Program notes for British TV coverage of the event now on Google, read: “People dancing in costume, people sitting at tables drinking Balloons descending from ceiling, people reaching for balloons, Floats parading around hall, Nude woman on float past camera, Students climbing up on float, knocking float over, milling crowd breaking up float.”
That sounds pretty standard New Year’s Eve behavior in any big city, not Sodom and Gomorrah, and it seems rather to the point that a biography of Dylan Thomas—the Welsh poet from whom Bob Dylan, born Robert Zimmerman, borrowed his name—observes that he and his wife Caitlin were also present at the 1947 Chelsea Arts Ball, wearing respectively Chinese and Spanish costumery.
Thomas was an alcoholic and a purposeful troublemaker, rather on the lines of his almost exact contemporary, Jackson Pollock—he would die at 39 after binge-drinking while he was staying at the Chelsea Hotel, New York—but the poet neither misbehaved himself nor apparently did he notice infamous or shocking behavior amongst others. And poets notice stuff like that.
The Life pictures were shot by Anthony Linck and George Rodger. It’s worth noting that Rodger had joined the magazine after taking photographs of the London Blitz and that he entered history with searing photographs of heaped corpses at Belsen.
So those pictures of the 1947 ball deserved unearthing. Later that same year Rodger was one of the foursome along with Robert Capa, David “Chim” Seymour and Henri Cartier-Bresson that founded the great photo-agency, Magnum.
The ball came fairly soon after the war, just as Disco had followed Vietnam, and the western capitals were in a mood to party and the Linck/Rodgers pictures show some groping and drunken sprawling.
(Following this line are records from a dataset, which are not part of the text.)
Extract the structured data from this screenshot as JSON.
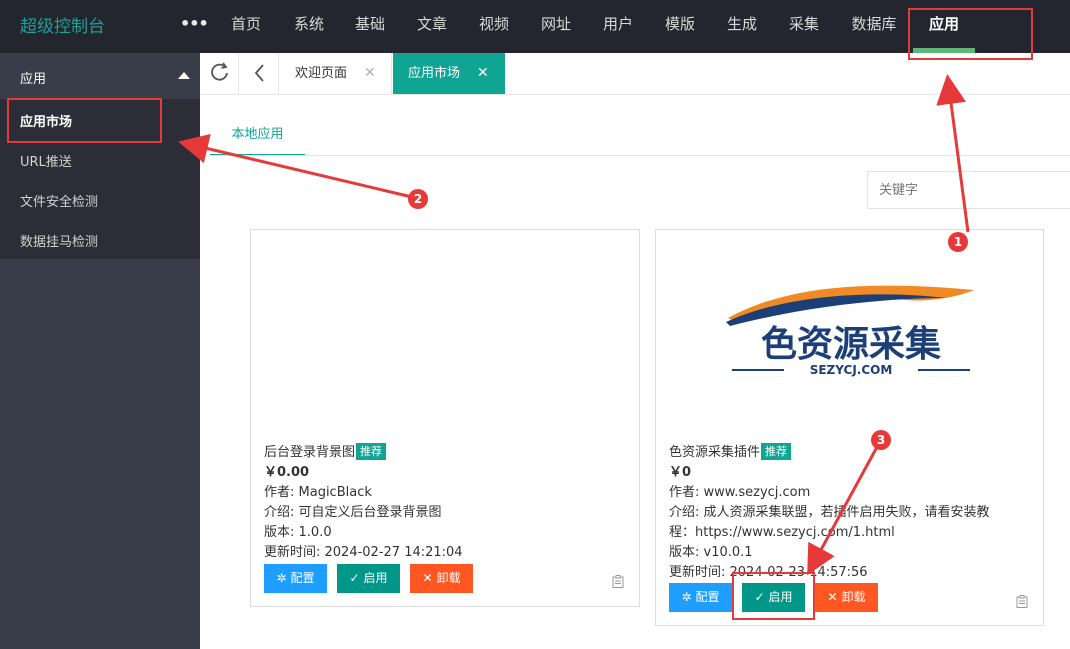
{
  "app": {
    "title": "超级控制台"
  },
  "nav": {
    "more": "•••",
    "items": [
      "首页",
      "系统",
      "基础",
      "文章",
      "视频",
      "网址",
      "用户",
      "模版",
      "生成",
      "采集",
      "数据库",
      "应用"
    ]
  },
  "sidebar": {
    "group": "应用",
    "items": [
      "应用市场",
      "URL推送",
      "文件安全检测",
      "数据挂马检测"
    ]
  },
  "tabs": {
    "welcome": "欢迎页面",
    "market": "应用市场",
    "close": "✕"
  },
  "subtabs": {
    "local": "本地应用"
  },
  "search": {
    "placeholder": "关键字"
  },
  "cards": [
    {
      "name": "后台登录背景图",
      "badge": "推荐",
      "price": "￥0.00",
      "author": "作者: MagicBlack",
      "intro": "介绍: 可自定义后台登录背景图",
      "version": "版本: 1.0.0",
      "updated": "更新时间: 2024-02-27 14:21:04",
      "btn_config": "配置",
      "btn_enable": "启用",
      "btn_uninstall": "卸载"
    },
    {
      "name": "色资源采集插件",
      "badge": "推荐",
      "price": "￥0",
      "author": "作者: www.sezycj.com",
      "intro_line1": "介绍: 成人资源采集联盟，若插件启用失败，请看安装教",
      "intro_line2": "程：https://www.sezycj.com/1.html",
      "version": "版本: v10.0.1",
      "updated": "更新时间: 2024-02-23 14:57:56",
      "btn_config": "配置",
      "btn_enable": "启用",
      "btn_uninstall": "卸载",
      "logo_text": "色资源采集",
      "logo_domain": "SEZYCJ.COM"
    }
  ],
  "annotations": {
    "n1": "1",
    "n2": "2",
    "n3": "3"
  },
  "colors": {
    "accent": "#0fa592",
    "topbar": "#23262e",
    "sidebar": "#393d49",
    "annotation": "#e63a3a"
  }
}
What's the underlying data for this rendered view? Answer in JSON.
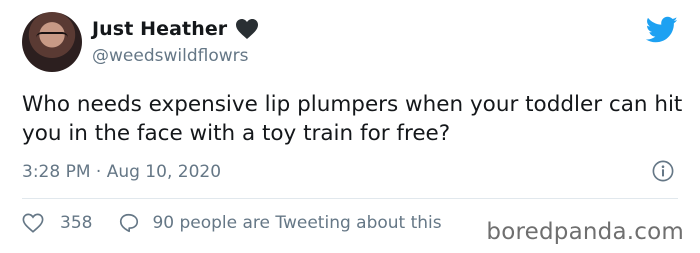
{
  "user": {
    "display_name": "Just Heather",
    "handle": "@weedswildflowrs",
    "name_emoji": "black-heart"
  },
  "tweet": {
    "text": "Who needs expensive lip plumpers when your toddler can hit you in the face with a toy train for free?",
    "timestamp": "3:28 PM · Aug 10, 2020"
  },
  "engagement": {
    "like_count": "358",
    "conversation_text": "90 people are Tweeting about this"
  },
  "watermark": "boredpanda.com",
  "icons": [
    "twitter-bird-icon",
    "heart-emoji-icon",
    "info-icon",
    "like-heart-icon",
    "reply-bubble-icon"
  ],
  "colors": {
    "brand_blue": "#1da1f2",
    "muted_text": "#657786",
    "text": "#14171a"
  }
}
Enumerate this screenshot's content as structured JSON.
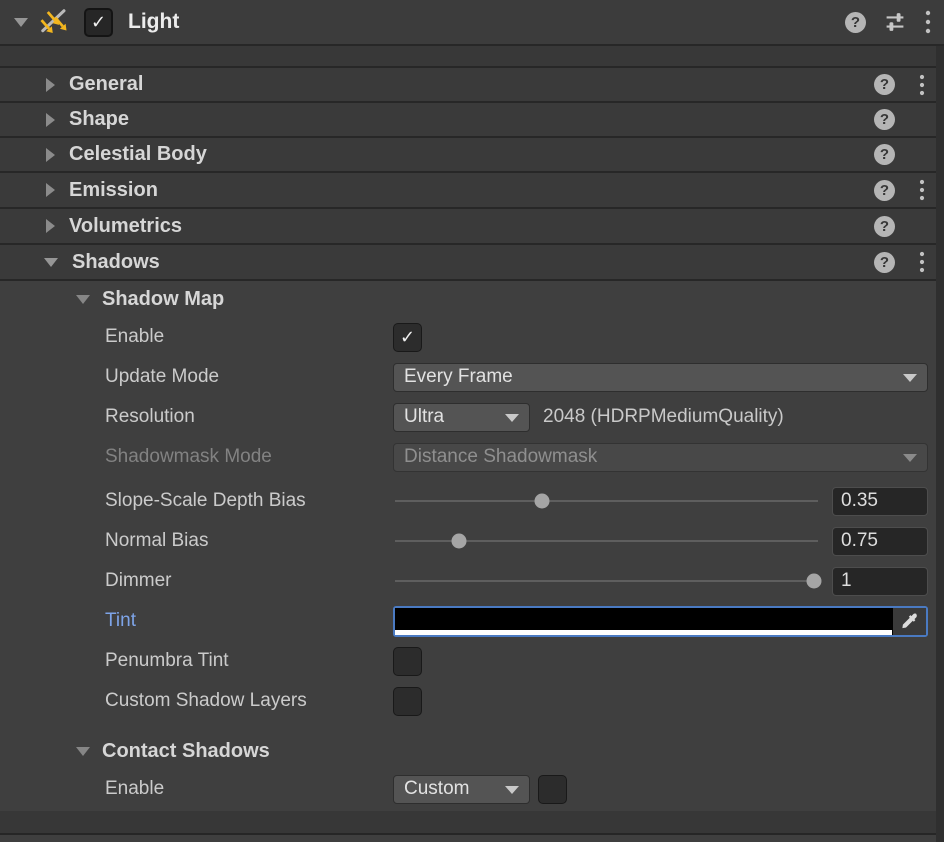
{
  "component_header": {
    "title": "Light",
    "enabled": true
  },
  "icons": {
    "help": "?",
    "check": "✓"
  },
  "sections": [
    {
      "label": "General",
      "has_menu": true
    },
    {
      "label": "Shape",
      "has_menu": false
    },
    {
      "label": "Celestial Body",
      "has_menu": false
    },
    {
      "label": "Emission",
      "has_menu": true
    },
    {
      "label": "Volumetrics",
      "has_menu": false
    }
  ],
  "shadows_section": {
    "label": "Shadows",
    "has_menu": true
  },
  "shadow_map": {
    "title": "Shadow Map",
    "enable": {
      "label": "Enable",
      "checked": true
    },
    "update_mode": {
      "label": "Update Mode",
      "value": "Every Frame"
    },
    "resolution": {
      "label": "Resolution",
      "value": "Ultra",
      "suffix": "2048 (HDRPMediumQuality)"
    },
    "shadowmask_mode": {
      "label": "Shadowmask Mode",
      "value": "Distance Shadowmask",
      "disabled": true
    },
    "slope_scale_depth_bias": {
      "label": "Slope-Scale Depth Bias",
      "value": "0.35",
      "fraction": 0.35
    },
    "normal_bias": {
      "label": "Normal Bias",
      "value": "0.75",
      "fraction": 0.155
    },
    "dimmer": {
      "label": "Dimmer",
      "value": "1",
      "fraction": 0.985
    },
    "tint": {
      "label": "Tint",
      "color": "#000000",
      "alpha_color": "#ffffff"
    },
    "penumbra_tint": {
      "label": "Penumbra Tint",
      "checked": false
    },
    "custom_shadow_layers": {
      "label": "Custom Shadow Layers",
      "checked": false
    }
  },
  "contact_shadows": {
    "title": "Contact Shadows",
    "enable": {
      "label": "Enable",
      "value": "Custom",
      "checked": false
    }
  },
  "colors": {
    "accent_focus": "#4a7ac2",
    "modified_label": "#7ea4e8",
    "light_icon_yellow": "#f3b61e"
  }
}
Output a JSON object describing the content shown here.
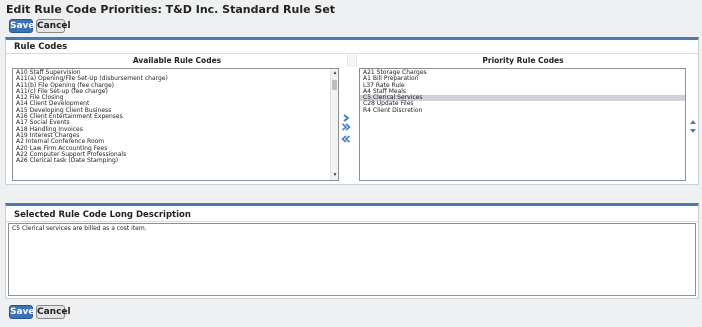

But just how actually infamous did those parties get?
Appallingly so, if you are to judge by some of the after-the-event coverage I have read, seen and/or heard.
They were attended by “several thousand bohemian artists, socialites and ordinary Londoners dressed in decadent or barely-there costumes … The balls were well-known for reports of public nudity, drunken displays of affection, fighting and unreserved homosexuality, which was then still illegal … A parade of floats made by artists made a tour of the dance floor during the evening, which became the focus of a bizarre tradition to then destroy them … (a) rather shocking British Pathé newsreel from 1954 shows the crowd (mostly art students) trying to wreck the floats …”
And, as for the gay men—‘gay not a word much in use then, I think—they were “wearing drag, dressing outrageously, and socializing unashamedly while never appearing to be anything out of the ordinary. In so doing, they were further protected by the Albert Hall’s unique legal status: it was outside the Met’s operational sphere. For once, temporarily and locally, men could fully escape police surveillance.
Wow! Such mean-spirited sexual politics would have been utterly alien to the Chelsea Arts Ball crowd. And, as for the balls themselves, as events, they were clearly good-natured fun but even in my late teens they didn’t seem particularly wicked to me.
Indeed I have memories, albeit rather indistinct ones, of squiring a girl, who was looking less naughty than she fancied in black fishnets. It was a time when I had been trying to acquire some dancing expertise and I remember being surrounded by old folks—in their forties, ugh!—wearing rented fezzes, tricorn hats and Pompadour wigs, jiggling up and down in primitive waltzes and foxtrots while a few pushy couples threw themselves anarchically around attempting the brand-new moves of rock and roll. Debauchery? Not that much that I could see.
The last Chelsea Arts Ball was held in 1958. So the event had lasted half a century, not a bad run, and I really miss that old-school Bohemian art world, a culture in which way the most famous Brit artist was Augustus John, and a far warmer place than the sleek Arts Industry that has sprung up in its place.